Antonin Scalia and police-state rule
By David Walsh
14 June 2008On June 12 the United States Supreme Court, by a 5-to-4 vote, ruled that so-called “enemy combatants” held at Guantánamo Bay, Cuba have the right to challenge their detention in US courts.
Many of the inmates have been held for six years at Guantánamo, under barbaric conditions. None of them have been found guilty of a crime in a court of law.
The four dissenting Supreme Court justices, John Roberts, Antonin Scalia, Clarence Thomas and Joseph Alito, defend the right of the Bush administration to proceed in its “war on terror” with utter disregard for the Constitution and elementary democratic rights. They are, in essence, proponents of authoritarian rule. The savagery at Guantánamo is not a source of shame or even concern for them, but the wave of the future.

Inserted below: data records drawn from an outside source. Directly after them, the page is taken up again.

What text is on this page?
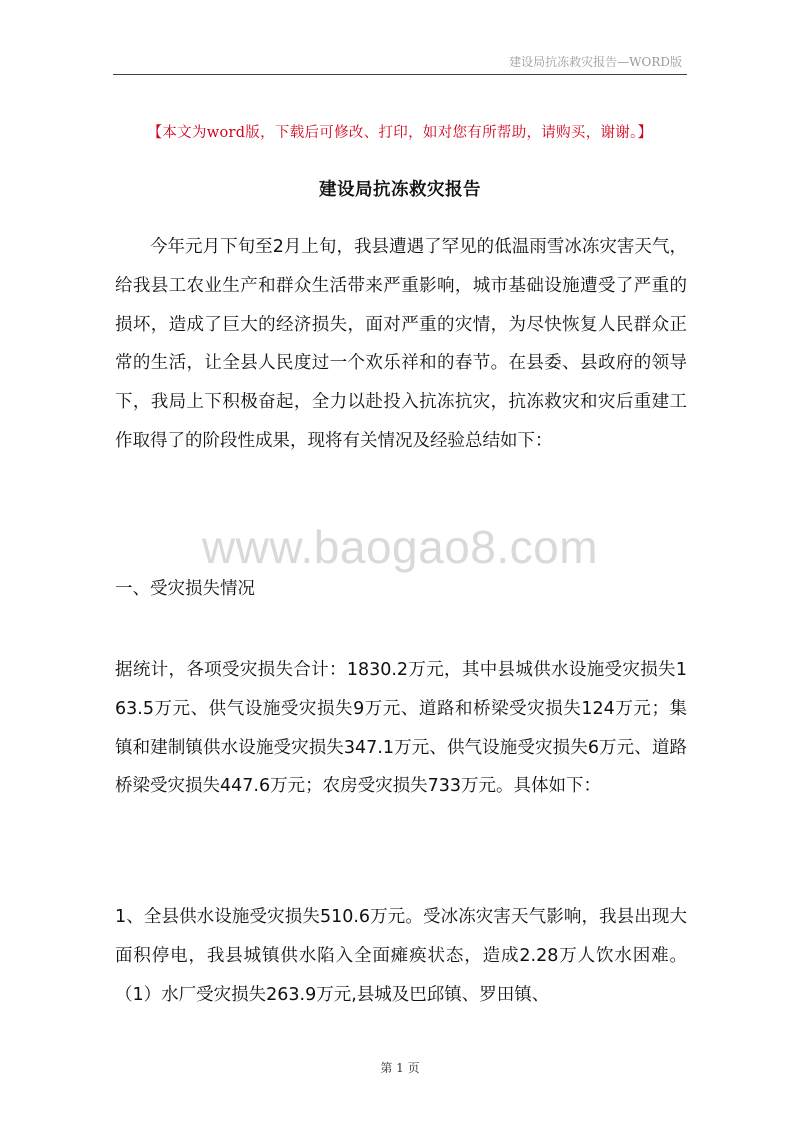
建设局抗冻救灾报告—WORD版
【本文为word版，下载后可修改、打印，如对您有所帮助，请购买，谢谢。】
建设局抗冻救灾报告
今年元月下旬至2月上旬，我县遭遇了罕见的低温雨雪冰冻灾害天气，给我县工农业生产和群众生活带来严重影响，城市基础设施遭受了严重的损坏，造成了巨大的经济损失，面对严重的灾情，为尽快恢复人民群众正常的生活，让全县人民度过一个欢乐祥和的春节。在县委、县政府的领导下，我局上下积极奋起，全力以赴投入抗冻抗灾，抗冻救灾和灾后重建工作取得了的阶段性成果，现将有关情况及经验总结如下：
www.baogao8.com
一、受灾损失情况
据统计，各项受灾损失合计：1830.2万元，其中县城供水设施受灾损失163.5万元、供气设施受灾损失9万元、道路和桥梁受灾损失124万元；集镇和建制镇供水设施受灾损失347.1万元、供气设施受灾损失6万元、道路桥梁受灾损失447.6万元；农房受灾损失733万元。具体如下：
1、全县供水设施受灾损失510.6万元。受冰冻灾害天气影响，我县出现大面积停电，我县城镇供水陷入全面瘫痪状态，造成2.28万人饮水困难。（1）水厂受灾损失263.9万元,县城及巴邱镇、罗田镇、
第 1 页
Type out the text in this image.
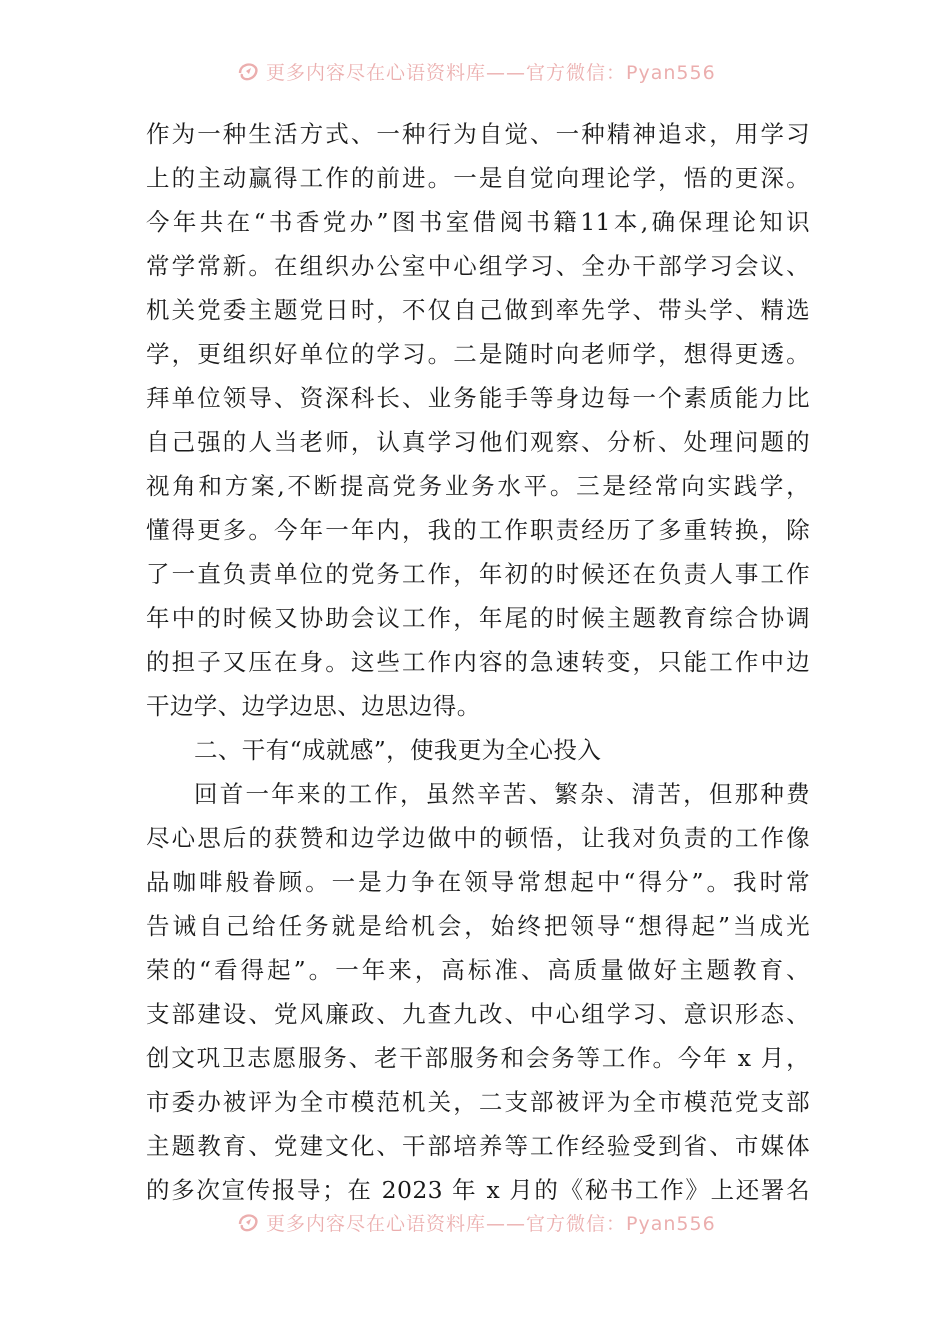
更多内容尽在心语资料库——官方微信：Pyan556
作为一种生活方式、一种行为自觉、一种精神追求，用学习
上的主动赢得工作的前进。一是自觉向理论学，悟的更深。
今年共在“书香党办”图书室借阅书籍11本,确保理论知识
常学常新。在组织办公室中心组学习、全办干部学习会议、
机关党委主题党日时，不仅自己做到率先学、带头学、精选
学，更组织好单位的学习。二是随时向老师学，想得更透。
拜单位领导、资深科长、业务能手等身边每一个素质能力比
自己强的人当老师，认真学习他们观察、分析、处理问题的
视角和方案,不断提高党务业务水平。三是经常向实践学，
懂得更多。今年一年内，我的工作职责经历了多重转换，除
了一直负责单位的党务工作，年初的时候还在负责人事工作
年中的时候又协助会议工作，年尾的时候主题教育综合协调
的担子又压在身。这些工作内容的急速转变，只能工作中边
干边学、边学边思、边思边得。
二、干有“成就感”，使我更为全心投入
回首一年来的工作，虽然辛苦、繁杂、清苦，但那种费
尽心思后的获赞和边学边做中的顿悟，让我对负责的工作像
品咖啡般眷顾。一是力争在领导常想起中“得分”。我时常
告诫自己给任务就是给机会，始终把领导“想得起”当成光
荣的“看得起”。一年来，高标准、高质量做好主题教育、
支部建设、党风廉政、九查九改、中心组学习、意识形态、
创文巩卫志愿服务、老干部服务和会务等工作。今年 x 月，
市委办被评为全市模范机关，二支部被评为全市模范党支部
主题教育、党建文化、干部培养等工作经验受到省、市媒体
的多次宣传报导；在 2023 年 x 月的《秘书工作》上还署名
更多内容尽在心语资料库——官方微信：Pyan556
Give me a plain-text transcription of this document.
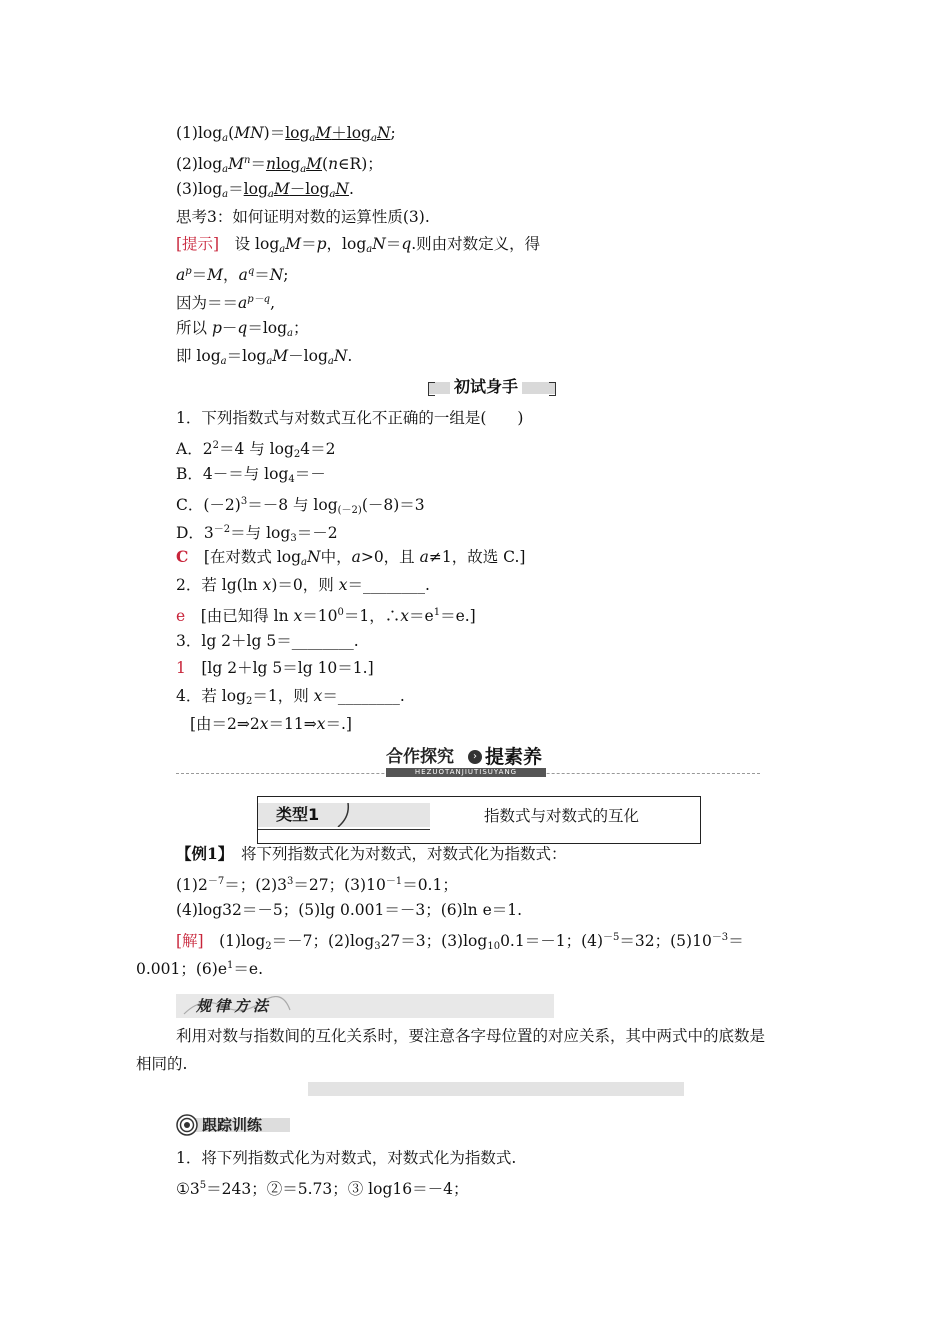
$(1)\log_a(MN)=\log_aM+\log_aN$;
$(2)\log_aM^n=nlog_aM(n\in R)$；
$(3)\log_a=\log_aM-\log_aN$.
思考3：如何证明对数的运算性质(3).
[提示]　设 $\log_aM=p$，$\log_aN=q$.则由对数定义，得
$a^p=M$，$a^q=N$;
因为$==a^{p-q}$,
所以 $p-q=\log_a$；
即 $\log_a=\log_aM-\log_aN$.
初试身手
1．下列指数式与对数式互化不正确的一组是(　　)
A．$2^2=4$ 与 $\log_24=2$
B．4－＝与 $\log_4=-$
C．$(-2)^3=-8$ 与 $\log_{(-2)}(-8)=3$
D．$3^{-2}=$与 $\log_3=-2$
C　[在对数式 $\log_aN$中，a>0，且 a≠1，故选 C.]
2．若 lg(ln x)＝0，则 x＝________.
e　[由已知得 $\ln x=10^0=1$，$\therefore x=e^1=e$.]
3．lg 2＋lg 5＝________.
1　[lg 2＋lg 5＝lg 10＝1.]
4．若 $\log_2=1$，则 x＝________.
[由＝2⇒2x＝11⇒x＝.]
合作探究	› 提素养
HEZUOTANJIUTISUYANG
类型1	指数式与对数式的互化
【例1】　将下列指数式化为对数式，对数式化为指数式：
$(1)2^{-7}=$；$(2)3^3=27$；$(3)10^{-1}=0.1$；
(4)log32＝－5；(5)lg 0.001＝－3；(6)ln e＝1.
[解]　$(1)\log_2=-7$；$(2)\log_327=3$；$(3)\log_{10}0.1=-1$；$(4)^{-5}=32$；$(5)10^{-3}=$
0.001；$(6)e^1=e$.
规律方法
利用对数与指数间的互化关系时，要注意各字母位置的对应关系，其中两式中的底数是
相同的.
跟踪训练
1．将下列指数式化为对数式，对数式化为指数式.
$①3^5=243$；②＝5.73；③ log16＝－4；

Chief Justice Roberts, in his dissenting opinion, denounced the majority view, arguing that the “political branches” (the executive and the Congress) had “crafted these procedures
amidst an ongoing military conflict, after much careful investigation and thorough debate.” The former—“the most generous set of procedural protections ever afforded aliens detained by this country as enemy combatants,” according to Roberts—include interrogation through coercion and torture and kangaroo courts run by the military.
Roberts, in one extraordinary passage, observes that “The majority rests its decision on abstract and hypothetical concerns.” There is nothing “abstract and hypothetical” about the denial of basic rights to the Guantánamo prisoners or the character of their detention.